Think of it this way, @marcotuliorr. Imagine if that '3' node had three consecutive children "7 - 8 - 9" (each node is the left child of its parent.) Would that branch cross over the long "4 - 5 - 6" branch and make the top-down view of the tree "9 - 2 - 1 - 3 - 6"? Of course not!

Every node's child must retain the positional properties of its parent, I.E. if 2 is to the left of 1, then 4 and 5 must also be to the left of 1. If 5 is to the left of 1, 6 must be to the left of 1 as well, etc. There's no way a branch not on the leftmost or rightmost path could be visible from the top down.

I think that link is wrong. In a binary tree, once you go left, all descendants of that child are by definition left of that parent. To get an accurate spatial representation you have to expand your tree so that the bottom level will fit if it is full. They say:

        1
      /   \
    2       3
      \   
        4  
          \
            5
             \
               6
Top view of the above binary tree is
2 1 3 6

But all nodes 'left' of the 1 should be drawn to the left of the 1. If the tree's bottom level was full it would have 16 nodes and it should be drawn that way. If you add a node '7' left of '3' using this representation, it would overlap with the '4'.

I actually disagree with your disagree.

"Top view" is simply defined as, "Starting from top node, every node added to the right side of top node is every right side node's right node if any, every node added to the left side of top node is every left side node's left node, if any." I just used a linkedlist to append left and right nodes on both sides from center to two ends.

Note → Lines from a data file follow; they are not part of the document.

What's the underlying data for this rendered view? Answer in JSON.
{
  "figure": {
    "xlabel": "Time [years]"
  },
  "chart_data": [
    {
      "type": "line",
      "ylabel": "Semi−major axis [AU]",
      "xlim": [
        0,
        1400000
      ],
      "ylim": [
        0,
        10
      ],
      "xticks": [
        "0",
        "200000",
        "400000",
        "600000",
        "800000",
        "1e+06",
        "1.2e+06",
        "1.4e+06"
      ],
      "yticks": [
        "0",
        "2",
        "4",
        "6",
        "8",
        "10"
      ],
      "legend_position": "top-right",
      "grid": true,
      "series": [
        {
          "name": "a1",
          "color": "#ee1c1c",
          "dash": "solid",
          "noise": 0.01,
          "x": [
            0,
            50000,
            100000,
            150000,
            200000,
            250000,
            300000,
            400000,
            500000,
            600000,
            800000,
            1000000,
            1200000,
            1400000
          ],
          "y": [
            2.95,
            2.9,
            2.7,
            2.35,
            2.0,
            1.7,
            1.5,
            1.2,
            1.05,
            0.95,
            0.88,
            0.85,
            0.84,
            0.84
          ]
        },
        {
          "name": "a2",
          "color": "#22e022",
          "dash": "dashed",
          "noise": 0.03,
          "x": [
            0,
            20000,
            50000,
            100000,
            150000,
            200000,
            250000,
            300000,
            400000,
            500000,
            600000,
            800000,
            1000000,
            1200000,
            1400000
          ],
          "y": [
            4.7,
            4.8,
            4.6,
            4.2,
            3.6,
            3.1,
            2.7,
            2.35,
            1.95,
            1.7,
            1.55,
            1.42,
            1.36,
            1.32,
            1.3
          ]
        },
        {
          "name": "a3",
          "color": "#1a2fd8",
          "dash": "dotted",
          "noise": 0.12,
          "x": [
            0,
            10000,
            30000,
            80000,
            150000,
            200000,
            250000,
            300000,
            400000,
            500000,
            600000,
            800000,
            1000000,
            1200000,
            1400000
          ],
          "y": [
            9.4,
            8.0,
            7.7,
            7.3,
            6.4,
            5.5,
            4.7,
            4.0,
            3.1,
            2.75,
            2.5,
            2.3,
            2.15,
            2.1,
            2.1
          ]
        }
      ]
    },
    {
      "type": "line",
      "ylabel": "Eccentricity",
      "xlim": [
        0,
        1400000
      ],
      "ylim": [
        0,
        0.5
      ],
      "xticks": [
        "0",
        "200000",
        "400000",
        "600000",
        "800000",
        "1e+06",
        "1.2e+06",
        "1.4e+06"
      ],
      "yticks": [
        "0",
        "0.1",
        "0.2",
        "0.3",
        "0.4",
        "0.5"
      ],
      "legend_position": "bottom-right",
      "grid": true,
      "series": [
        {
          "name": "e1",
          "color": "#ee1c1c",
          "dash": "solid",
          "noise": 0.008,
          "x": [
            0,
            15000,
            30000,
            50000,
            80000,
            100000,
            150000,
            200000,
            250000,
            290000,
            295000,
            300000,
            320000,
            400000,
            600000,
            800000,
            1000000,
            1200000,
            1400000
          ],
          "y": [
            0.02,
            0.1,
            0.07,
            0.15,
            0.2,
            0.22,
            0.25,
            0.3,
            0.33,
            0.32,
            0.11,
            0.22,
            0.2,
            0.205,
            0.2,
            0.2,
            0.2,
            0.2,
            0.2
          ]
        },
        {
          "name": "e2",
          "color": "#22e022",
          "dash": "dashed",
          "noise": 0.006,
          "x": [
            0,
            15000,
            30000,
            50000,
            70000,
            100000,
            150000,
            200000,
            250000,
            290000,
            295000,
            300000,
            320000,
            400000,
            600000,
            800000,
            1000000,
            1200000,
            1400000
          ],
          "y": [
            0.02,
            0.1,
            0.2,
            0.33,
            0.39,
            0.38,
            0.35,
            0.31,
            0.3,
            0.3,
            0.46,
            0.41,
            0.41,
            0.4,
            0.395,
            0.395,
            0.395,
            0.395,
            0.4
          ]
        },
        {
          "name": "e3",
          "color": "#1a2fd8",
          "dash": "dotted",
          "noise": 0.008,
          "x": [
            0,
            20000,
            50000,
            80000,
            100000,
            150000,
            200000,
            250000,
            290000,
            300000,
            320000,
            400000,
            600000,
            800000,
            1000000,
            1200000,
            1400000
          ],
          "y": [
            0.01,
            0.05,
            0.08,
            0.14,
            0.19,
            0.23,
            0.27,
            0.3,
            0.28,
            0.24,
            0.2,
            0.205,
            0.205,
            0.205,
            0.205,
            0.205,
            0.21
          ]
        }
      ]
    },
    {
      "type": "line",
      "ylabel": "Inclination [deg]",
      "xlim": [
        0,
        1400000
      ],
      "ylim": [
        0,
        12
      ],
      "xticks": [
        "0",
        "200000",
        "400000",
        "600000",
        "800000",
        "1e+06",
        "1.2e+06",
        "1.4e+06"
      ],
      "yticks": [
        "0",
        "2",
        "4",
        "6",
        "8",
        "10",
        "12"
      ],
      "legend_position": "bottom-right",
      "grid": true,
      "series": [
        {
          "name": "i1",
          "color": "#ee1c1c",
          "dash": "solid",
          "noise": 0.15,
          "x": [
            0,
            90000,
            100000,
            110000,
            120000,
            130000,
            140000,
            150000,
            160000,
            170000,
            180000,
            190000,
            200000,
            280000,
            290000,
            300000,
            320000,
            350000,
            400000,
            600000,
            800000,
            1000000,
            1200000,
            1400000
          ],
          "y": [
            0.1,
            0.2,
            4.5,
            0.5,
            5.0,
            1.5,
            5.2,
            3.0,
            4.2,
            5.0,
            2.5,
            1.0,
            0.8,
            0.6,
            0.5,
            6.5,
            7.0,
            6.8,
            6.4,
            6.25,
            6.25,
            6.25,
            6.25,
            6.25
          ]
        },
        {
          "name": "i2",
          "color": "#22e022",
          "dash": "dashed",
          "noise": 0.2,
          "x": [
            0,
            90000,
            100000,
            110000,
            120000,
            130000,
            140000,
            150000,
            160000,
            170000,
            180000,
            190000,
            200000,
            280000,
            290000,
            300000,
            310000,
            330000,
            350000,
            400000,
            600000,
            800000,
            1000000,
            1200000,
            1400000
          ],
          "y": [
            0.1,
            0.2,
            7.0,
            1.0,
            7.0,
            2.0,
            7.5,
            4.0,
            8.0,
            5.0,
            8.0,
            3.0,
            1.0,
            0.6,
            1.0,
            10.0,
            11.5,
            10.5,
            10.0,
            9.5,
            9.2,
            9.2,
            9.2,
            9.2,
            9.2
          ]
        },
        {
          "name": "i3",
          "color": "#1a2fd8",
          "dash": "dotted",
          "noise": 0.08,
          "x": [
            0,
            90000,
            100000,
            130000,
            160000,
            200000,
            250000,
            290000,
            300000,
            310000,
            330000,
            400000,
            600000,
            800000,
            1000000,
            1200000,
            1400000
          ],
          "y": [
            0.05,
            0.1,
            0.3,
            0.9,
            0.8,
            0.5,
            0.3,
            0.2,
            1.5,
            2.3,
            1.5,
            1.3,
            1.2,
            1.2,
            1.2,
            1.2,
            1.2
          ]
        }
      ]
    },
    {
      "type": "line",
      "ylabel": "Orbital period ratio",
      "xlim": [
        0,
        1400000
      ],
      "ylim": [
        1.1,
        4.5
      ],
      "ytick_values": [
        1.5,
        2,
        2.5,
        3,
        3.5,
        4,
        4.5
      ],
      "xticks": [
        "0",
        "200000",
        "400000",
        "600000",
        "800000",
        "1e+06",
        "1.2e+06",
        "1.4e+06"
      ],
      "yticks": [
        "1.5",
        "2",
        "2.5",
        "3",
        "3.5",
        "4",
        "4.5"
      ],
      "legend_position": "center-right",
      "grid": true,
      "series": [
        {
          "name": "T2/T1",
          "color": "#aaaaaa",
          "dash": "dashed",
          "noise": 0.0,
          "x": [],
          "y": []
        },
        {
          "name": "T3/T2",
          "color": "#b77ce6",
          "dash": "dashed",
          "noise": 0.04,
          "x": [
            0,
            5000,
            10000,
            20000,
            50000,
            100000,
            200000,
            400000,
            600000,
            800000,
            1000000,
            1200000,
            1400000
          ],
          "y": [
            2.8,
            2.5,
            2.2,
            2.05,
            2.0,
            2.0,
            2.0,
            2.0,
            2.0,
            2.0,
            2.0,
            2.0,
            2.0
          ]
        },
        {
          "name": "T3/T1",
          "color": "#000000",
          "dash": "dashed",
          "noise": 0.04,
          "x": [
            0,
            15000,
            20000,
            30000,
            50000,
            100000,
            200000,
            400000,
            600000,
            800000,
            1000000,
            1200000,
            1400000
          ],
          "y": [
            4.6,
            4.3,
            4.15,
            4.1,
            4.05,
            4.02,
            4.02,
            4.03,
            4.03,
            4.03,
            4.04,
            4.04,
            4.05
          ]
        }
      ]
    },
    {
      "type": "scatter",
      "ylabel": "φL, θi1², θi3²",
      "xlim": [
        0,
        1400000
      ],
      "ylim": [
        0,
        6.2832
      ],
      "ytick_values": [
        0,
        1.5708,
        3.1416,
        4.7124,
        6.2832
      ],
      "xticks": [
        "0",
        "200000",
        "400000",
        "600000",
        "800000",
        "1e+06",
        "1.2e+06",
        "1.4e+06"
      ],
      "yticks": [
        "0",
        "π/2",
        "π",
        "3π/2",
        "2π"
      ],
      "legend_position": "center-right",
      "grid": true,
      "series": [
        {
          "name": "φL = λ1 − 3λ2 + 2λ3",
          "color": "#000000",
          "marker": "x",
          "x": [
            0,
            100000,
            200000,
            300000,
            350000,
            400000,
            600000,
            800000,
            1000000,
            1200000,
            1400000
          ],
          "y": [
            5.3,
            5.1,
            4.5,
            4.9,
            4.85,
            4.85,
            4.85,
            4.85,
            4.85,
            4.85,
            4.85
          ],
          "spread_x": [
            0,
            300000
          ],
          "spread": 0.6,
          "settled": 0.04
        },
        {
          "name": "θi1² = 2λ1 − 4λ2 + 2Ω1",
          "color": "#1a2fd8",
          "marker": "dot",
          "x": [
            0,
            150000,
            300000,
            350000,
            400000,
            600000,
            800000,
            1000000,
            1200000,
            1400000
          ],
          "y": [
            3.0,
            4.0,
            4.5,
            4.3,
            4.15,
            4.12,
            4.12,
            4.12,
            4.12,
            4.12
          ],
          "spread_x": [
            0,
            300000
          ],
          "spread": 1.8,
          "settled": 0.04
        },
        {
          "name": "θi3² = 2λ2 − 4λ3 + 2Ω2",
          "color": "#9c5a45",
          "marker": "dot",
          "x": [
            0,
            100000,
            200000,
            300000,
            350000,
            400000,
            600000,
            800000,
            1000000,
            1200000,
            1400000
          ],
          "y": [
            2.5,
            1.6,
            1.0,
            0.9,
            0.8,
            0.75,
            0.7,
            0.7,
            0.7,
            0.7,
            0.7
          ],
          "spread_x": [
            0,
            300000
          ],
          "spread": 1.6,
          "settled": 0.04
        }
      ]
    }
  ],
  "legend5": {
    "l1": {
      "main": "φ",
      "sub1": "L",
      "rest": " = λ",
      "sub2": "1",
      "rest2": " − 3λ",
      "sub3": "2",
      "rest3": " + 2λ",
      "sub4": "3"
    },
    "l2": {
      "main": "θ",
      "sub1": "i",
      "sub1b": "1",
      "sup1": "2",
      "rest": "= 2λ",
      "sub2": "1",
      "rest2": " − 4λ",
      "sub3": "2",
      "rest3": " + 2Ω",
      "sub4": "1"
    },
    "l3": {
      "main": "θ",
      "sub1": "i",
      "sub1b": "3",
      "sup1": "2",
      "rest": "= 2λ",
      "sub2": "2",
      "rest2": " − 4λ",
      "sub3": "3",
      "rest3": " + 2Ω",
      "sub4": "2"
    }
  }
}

This problem has been completely misleaded by @Faland, unfortunately. And I don't think I am smarter than many folks here, so I kinda curious why this one caused so many confusion.

took me two minutes to solve

The issue is that the problem is poorly defined. You are correct, but that isn't clear from the problem statement.

your code is just passing first test https://pastebin.com/CmTWX5C1

this code is only passing the test case 1

Enjoy..

I feel like this makes the problem quite a bit harder, I don't think it should still be marked as "easy".